Of course radiotherapy is choice specially with chemotherapy but it should be consider that expert surgeon who can resect tumor will help the patient more than anyone.
just aggressive resection of the tumor will improve patient's survival.
Radiotherapy to the brain stem should be stereotaxic radio surgery (gamma knife or cyberknife) to protect as much as possible the surrounding healthy tissu. In this area, the best radiotherapy is probably the proton therapy.
May I ask to consider with the radiologist to arrange for MR spectroscopy to differentiate low grade from high grade gliomas, if low grade, yes go for radiosurgery with Gamma Knife to have a sharp fall off of radiation dose, if high grade, the prognosis is much worse, gamma knife will not be the answer, you should consider 3-D conformal or IMRT radiation with conventional or less than conventional dose per fraction, i.e. 180-200 cGy per treatment.

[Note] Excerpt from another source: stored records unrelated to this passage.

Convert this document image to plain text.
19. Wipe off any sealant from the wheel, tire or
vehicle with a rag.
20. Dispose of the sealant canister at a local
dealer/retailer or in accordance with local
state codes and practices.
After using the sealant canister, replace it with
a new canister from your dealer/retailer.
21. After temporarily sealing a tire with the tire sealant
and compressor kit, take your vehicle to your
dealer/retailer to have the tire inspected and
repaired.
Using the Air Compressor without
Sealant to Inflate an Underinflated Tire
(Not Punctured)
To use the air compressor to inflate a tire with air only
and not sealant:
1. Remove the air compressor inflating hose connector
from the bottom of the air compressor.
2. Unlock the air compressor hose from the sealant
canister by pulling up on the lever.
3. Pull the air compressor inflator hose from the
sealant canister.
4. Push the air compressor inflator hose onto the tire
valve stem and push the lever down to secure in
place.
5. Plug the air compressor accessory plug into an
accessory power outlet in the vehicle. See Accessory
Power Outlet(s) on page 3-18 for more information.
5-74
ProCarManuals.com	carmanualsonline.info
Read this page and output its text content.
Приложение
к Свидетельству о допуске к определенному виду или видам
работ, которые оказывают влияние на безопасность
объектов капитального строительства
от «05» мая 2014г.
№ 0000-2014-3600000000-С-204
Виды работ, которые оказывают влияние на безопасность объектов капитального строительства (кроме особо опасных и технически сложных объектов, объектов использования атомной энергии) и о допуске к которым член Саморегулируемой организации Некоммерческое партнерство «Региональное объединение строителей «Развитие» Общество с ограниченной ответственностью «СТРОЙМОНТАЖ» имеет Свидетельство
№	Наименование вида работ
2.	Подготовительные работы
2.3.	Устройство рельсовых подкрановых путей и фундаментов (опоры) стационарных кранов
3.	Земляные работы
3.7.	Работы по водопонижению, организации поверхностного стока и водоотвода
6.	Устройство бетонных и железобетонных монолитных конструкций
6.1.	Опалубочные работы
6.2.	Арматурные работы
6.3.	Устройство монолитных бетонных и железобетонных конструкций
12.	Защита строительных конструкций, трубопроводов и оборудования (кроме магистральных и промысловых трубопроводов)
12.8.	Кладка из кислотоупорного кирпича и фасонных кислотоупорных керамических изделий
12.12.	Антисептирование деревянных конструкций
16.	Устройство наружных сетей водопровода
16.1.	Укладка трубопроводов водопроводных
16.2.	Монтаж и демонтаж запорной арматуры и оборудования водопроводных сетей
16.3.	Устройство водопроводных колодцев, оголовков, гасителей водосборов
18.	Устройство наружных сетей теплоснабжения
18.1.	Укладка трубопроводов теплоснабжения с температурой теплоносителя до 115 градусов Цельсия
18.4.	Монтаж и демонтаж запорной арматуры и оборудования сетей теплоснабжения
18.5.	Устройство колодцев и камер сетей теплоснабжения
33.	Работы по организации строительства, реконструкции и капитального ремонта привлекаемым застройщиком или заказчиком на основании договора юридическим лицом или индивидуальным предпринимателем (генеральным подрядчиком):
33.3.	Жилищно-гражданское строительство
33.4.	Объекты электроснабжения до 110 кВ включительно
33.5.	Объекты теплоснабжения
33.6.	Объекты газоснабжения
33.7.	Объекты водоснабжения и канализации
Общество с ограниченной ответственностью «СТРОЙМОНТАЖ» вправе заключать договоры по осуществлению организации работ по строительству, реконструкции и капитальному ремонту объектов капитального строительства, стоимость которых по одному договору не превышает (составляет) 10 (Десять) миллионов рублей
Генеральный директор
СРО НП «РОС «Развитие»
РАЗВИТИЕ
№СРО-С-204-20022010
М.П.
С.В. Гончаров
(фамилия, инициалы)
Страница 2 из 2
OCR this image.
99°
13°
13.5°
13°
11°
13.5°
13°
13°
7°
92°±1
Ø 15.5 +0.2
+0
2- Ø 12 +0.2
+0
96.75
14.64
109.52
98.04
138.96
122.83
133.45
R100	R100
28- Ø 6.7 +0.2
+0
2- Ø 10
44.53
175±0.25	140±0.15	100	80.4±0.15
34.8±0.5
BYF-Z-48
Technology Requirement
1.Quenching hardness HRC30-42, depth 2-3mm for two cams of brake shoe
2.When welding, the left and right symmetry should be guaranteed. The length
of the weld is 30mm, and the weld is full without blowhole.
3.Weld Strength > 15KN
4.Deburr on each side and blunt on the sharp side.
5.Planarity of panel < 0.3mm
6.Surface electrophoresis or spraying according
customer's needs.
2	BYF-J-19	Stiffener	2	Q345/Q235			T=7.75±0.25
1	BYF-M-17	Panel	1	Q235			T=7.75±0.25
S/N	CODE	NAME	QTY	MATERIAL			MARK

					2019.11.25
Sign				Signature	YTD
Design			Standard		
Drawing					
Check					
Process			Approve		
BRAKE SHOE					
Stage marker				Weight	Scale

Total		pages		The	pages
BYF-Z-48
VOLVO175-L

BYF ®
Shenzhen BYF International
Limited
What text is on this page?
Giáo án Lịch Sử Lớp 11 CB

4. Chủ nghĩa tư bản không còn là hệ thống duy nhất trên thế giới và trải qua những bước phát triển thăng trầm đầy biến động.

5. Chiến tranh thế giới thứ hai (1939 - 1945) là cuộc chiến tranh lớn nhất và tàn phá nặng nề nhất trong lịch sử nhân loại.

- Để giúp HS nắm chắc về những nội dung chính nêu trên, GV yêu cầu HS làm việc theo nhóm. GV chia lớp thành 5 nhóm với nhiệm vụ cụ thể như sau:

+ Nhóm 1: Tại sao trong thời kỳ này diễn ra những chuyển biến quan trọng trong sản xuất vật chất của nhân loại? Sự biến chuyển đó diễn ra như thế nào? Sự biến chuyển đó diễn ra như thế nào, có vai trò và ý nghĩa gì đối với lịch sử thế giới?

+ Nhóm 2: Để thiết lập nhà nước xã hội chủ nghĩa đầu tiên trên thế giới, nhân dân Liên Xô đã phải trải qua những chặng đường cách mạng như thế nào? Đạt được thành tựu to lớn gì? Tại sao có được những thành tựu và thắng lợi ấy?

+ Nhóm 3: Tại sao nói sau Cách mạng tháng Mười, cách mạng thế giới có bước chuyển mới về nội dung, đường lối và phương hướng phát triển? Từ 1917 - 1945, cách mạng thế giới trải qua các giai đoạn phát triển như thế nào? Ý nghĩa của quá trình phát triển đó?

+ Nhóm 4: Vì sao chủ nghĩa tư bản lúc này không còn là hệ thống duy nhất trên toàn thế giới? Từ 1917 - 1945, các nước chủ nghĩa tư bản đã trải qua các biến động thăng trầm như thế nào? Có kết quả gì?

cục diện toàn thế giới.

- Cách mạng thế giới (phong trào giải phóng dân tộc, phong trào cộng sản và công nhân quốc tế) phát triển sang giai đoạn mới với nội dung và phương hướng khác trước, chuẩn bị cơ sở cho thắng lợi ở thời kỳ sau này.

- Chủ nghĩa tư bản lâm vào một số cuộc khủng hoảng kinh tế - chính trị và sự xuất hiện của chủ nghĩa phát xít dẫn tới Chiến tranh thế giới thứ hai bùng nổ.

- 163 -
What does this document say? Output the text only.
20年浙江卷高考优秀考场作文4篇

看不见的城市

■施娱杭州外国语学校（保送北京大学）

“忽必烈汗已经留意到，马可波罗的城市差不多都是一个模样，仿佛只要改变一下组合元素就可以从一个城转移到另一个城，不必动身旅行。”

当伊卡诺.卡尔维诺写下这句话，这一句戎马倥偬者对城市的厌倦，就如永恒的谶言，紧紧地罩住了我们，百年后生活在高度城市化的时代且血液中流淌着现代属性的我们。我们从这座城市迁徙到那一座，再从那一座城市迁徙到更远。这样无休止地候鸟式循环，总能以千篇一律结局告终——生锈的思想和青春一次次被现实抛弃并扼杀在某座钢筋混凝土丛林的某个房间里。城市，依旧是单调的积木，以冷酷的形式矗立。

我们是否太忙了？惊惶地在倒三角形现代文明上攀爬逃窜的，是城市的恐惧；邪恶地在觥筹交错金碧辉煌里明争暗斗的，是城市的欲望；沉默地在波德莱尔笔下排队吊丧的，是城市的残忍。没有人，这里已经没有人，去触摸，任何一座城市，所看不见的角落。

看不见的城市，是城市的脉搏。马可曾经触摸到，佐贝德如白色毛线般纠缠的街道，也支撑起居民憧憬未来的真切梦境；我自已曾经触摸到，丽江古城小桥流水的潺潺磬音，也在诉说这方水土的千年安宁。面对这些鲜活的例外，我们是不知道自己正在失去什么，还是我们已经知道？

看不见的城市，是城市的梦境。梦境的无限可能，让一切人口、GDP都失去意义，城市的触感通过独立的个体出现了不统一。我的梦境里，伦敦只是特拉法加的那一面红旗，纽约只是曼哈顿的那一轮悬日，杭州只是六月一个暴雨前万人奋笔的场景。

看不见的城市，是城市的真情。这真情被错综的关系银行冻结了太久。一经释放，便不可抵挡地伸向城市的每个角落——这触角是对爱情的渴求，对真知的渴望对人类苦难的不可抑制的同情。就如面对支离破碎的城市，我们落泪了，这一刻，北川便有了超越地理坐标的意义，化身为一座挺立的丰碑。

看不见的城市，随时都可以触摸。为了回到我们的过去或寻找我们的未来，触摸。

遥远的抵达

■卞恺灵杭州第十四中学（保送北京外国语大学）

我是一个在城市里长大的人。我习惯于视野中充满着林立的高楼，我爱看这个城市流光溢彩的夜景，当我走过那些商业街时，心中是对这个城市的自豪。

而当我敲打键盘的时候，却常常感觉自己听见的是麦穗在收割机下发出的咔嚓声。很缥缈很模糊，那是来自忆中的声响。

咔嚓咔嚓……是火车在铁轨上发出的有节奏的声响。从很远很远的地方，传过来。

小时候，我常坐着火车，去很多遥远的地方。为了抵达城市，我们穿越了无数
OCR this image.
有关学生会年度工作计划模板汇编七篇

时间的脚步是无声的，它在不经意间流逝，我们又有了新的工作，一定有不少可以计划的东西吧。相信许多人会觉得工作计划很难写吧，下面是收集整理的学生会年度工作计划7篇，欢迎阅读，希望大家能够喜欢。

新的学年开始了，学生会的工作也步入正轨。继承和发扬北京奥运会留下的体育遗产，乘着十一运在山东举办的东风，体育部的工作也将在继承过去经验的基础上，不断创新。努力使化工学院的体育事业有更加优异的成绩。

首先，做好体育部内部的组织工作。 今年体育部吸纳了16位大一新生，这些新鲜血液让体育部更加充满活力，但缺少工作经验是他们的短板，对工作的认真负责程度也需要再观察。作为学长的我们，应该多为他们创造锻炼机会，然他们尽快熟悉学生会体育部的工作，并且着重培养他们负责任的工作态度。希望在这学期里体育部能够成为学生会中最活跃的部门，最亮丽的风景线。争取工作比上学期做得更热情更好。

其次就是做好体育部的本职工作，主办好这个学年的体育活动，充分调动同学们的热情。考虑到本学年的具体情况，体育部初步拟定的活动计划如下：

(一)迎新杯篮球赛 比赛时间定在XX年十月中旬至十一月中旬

Radiotherapy for brainstem gliomas is the therapy of choice. It is used in preference to chemotherapy and surgery for children and adults. There are some tumors (dorsally located and exophytic) that are amenable to resection. Fractionated irradiation, using 1.8 - 2.0 Gy fractions to a dose of 54 Gy, and using relatively close radial margins (the tumor won't jump out and invade the clivus or the medial temporal lobes) and larger axial margins (about 2 cm should be fine), as that is how the tumor would spread (along the white matter pathways) is how margins should be allocated. You should ask your dosimetrists/physicists to emphasize dose homogeneity--this can be achieved by using higher energy photons (10 or 15 MV, if available). I ask my planners to try to achieve homogeneity of +/- 3%. Finally, if possible, sparing the cochlear dose to about 40 Gy will help assure hearing is not overly compromised by this therapy.
Just adding to Drs Karim and Knisely, the natural history and the radiation dose to be given will depend on the grade of the glioma. Though we have an upper dose limit of 54Gy for the brainstem at 2Gy fractions [or upto 59Gy to 1 - 10cc of brainstem as per QUANTEC), we have to also consider that these predict risk of adverse events as TD 5/5 (5% at 5 yrs). So you have to take a call considering the probable life expectancy of this patient also.
Besides radiotherapy think of water-cooled local hyperthermia with achievable results especially in glioblastomas III-IV (oncothermia or celsius 24 applications).
Besides conventional radiotherapy additionally you should think of water-cooled deep-local hyperthermia (Oncothermia or Celsius 42) especially for high grade glioblastomas WHO III-IV and strictly before use of e.g. temozolamide to prevent the well known side effects of radiotherapy.
From the last fifty years the one and only useful treatment is Raditherapy. Ofcourse this 8s a palliative Rx. If it is a localized tumor Rx of choice is surgery. If it is diffuse pontine glioma Rx is radiotherapy. Either hypofractionated or total dose of 54 Gy can be used. In the last decade more than 200 regimns were proposed for treatment but none of them were superior to radiotherapy alone.
Boswellia extract (LOX-inhibitor) can be applied for brain edema caused by brain tumors and radiation therapy and reduces the number of brain metastases.
Within integrative therapy regimes in the concomitant treatment of glioblastomas we use capsuled Boswellia serrata (highest amount of boswellia acid) [400 mg capsules] up to 3400 mg/day to prevent and reduce brain edema with the effect, that we could reduce Dexamethason in asignificant way. Unfortunately we could`nt observe any effects in reducing metastases. Any other experiences?
what sort of metastases do you mean? Might depend on the etiology. There is one documented case for a patient with brain metastases derived from breast cancer (see link below). And I know another patient with brain metastases from breast cancer who also showed response and reduction of the number of brain metastases upon Boswellia treatment.
we conducted several research approaches to this issue- from my clinical experience I meant metastases /recidives of high grade gliomas. On the other hand we have a bright clinical experience within the use of boswellia and therefore could observe it`s significant life-quality improvement in patients suffering of high grade gliomas.
Brain stem glioma should be looked into if it is Diffuse intrinsic glioma of dorsal exophytic. In DIPG surgery is hardly possible treatment option. However, one should consider a biopsy to look into the nature of the lesion as well as find some target-able molecular aberrations. Radiation forms the back bone of therapy. Conventional ratiocination radiation 60 Gy is well deliverable. Chemotherapy including Temozolomide has questionable role. However, even after radiation survival is dismal.